PET imaging of liposomes labeled with an [18F]-fluorocholesteryl ether probe prepared by automated radiosynthesis

A novel [F-18]-labeled cholesteryl ether lipid probe was prepared by synthesis of the corresponding mesylate, which was [F-18]-fluorinated by a [F-18]KF, Kryptofix-222, K2CO3 procedure. Fluorination was done for 10 minutes at 165 degrees C and took place with conversion between 3 and 17%, depending on conditions. Radiolabelling of the probe and subsequent in situ purification on SEP-Paks were done on a custom-built, fully automatic synthesis robot. Long-circulating liposomes were prepared by hydration (magnetic stirring) of a lipid film containing the radiolabeled probe, followed by fully automated extrusion through 100-nm filters. The [F-18]-labeled liposomes were injected into nude, tumor-bearing mice, and positron emission tomography (PET) scans were performed several times over 8 hours to investigate the in vivo biodistribution. Clear tumor accumulation, as well as hepatic and splenic uptake, was observed, corresponding to expected liposomal pharmacokinetics. The tumor accumulation 8 hours postinjection accounted for 2.25 +/- 0.23 (mean +/- standard error of the mean) percent of injected dose per gram (%ID/g), and the tumor-to-muscle ratio reached 2.20 +/- 0.24 after 8 hours, which is satisfactorily high for visualization of pathological lesions.
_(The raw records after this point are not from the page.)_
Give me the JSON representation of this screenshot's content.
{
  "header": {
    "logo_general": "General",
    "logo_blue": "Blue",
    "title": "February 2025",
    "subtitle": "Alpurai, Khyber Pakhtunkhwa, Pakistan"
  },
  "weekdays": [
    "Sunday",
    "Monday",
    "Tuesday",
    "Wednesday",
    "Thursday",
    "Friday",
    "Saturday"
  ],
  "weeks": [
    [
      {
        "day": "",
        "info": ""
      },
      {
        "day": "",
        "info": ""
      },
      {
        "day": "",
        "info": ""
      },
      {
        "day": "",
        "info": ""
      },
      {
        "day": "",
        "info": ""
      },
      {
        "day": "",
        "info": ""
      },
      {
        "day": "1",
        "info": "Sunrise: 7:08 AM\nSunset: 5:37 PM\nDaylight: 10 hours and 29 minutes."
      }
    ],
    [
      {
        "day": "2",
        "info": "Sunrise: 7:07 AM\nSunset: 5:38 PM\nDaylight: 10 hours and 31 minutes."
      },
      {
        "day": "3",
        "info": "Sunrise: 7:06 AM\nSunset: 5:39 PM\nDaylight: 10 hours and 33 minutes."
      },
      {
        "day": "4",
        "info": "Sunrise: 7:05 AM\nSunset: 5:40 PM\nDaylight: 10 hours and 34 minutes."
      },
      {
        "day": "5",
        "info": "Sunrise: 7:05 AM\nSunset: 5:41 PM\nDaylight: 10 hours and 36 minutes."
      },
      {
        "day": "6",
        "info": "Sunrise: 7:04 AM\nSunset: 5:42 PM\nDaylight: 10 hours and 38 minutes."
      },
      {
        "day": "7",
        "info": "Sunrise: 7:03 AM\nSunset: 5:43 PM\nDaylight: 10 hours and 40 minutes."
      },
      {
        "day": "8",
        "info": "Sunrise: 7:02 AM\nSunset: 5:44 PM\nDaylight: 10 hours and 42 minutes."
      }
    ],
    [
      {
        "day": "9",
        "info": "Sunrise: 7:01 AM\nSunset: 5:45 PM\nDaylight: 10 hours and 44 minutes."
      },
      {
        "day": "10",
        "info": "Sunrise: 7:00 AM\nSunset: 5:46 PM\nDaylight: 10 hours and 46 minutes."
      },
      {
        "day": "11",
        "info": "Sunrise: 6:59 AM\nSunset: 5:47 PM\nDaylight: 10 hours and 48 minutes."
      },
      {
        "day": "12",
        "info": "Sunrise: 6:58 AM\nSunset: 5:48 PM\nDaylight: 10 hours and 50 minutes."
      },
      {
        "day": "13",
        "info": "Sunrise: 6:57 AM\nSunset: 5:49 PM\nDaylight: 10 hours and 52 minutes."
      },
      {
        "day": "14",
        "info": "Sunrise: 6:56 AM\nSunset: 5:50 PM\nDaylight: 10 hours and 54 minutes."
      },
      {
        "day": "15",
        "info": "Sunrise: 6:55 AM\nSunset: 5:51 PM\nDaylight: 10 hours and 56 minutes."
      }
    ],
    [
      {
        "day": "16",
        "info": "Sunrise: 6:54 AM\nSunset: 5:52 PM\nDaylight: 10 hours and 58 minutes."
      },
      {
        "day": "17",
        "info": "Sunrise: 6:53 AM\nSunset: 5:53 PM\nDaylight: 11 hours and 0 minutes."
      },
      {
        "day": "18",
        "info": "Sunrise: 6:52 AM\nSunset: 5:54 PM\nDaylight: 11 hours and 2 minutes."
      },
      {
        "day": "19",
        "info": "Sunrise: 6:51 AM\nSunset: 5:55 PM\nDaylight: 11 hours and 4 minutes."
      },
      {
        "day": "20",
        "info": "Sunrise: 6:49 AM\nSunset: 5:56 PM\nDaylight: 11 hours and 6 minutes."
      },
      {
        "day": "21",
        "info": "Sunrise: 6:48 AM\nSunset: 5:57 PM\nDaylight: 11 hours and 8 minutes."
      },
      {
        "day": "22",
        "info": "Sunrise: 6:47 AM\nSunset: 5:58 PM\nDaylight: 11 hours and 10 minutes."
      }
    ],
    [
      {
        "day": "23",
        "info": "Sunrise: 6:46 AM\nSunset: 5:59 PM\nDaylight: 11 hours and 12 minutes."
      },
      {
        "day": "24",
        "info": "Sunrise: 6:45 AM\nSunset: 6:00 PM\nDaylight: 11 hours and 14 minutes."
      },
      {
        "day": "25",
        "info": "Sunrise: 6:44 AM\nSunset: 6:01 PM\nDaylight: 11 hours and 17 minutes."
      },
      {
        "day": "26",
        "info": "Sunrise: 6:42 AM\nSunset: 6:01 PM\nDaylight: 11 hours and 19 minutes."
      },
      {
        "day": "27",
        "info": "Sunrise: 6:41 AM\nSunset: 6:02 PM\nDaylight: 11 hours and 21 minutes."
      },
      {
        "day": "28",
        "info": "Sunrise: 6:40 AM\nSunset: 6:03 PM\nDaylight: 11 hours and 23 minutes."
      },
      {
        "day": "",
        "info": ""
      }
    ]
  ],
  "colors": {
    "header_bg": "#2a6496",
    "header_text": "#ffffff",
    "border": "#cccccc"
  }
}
Moreover, the blood concentration was still at a high level (13.9 +/- 1.5 %ID/g) at the end of the 8-hour time frame. The present work demonstrates the methodology for automated preparation of radiolabeled liposomes, and shows that [F-18]-labeled liposomes could be suitable as a methodology for visualization of tumors and obtaining short-term pharmacokinetics in vivo.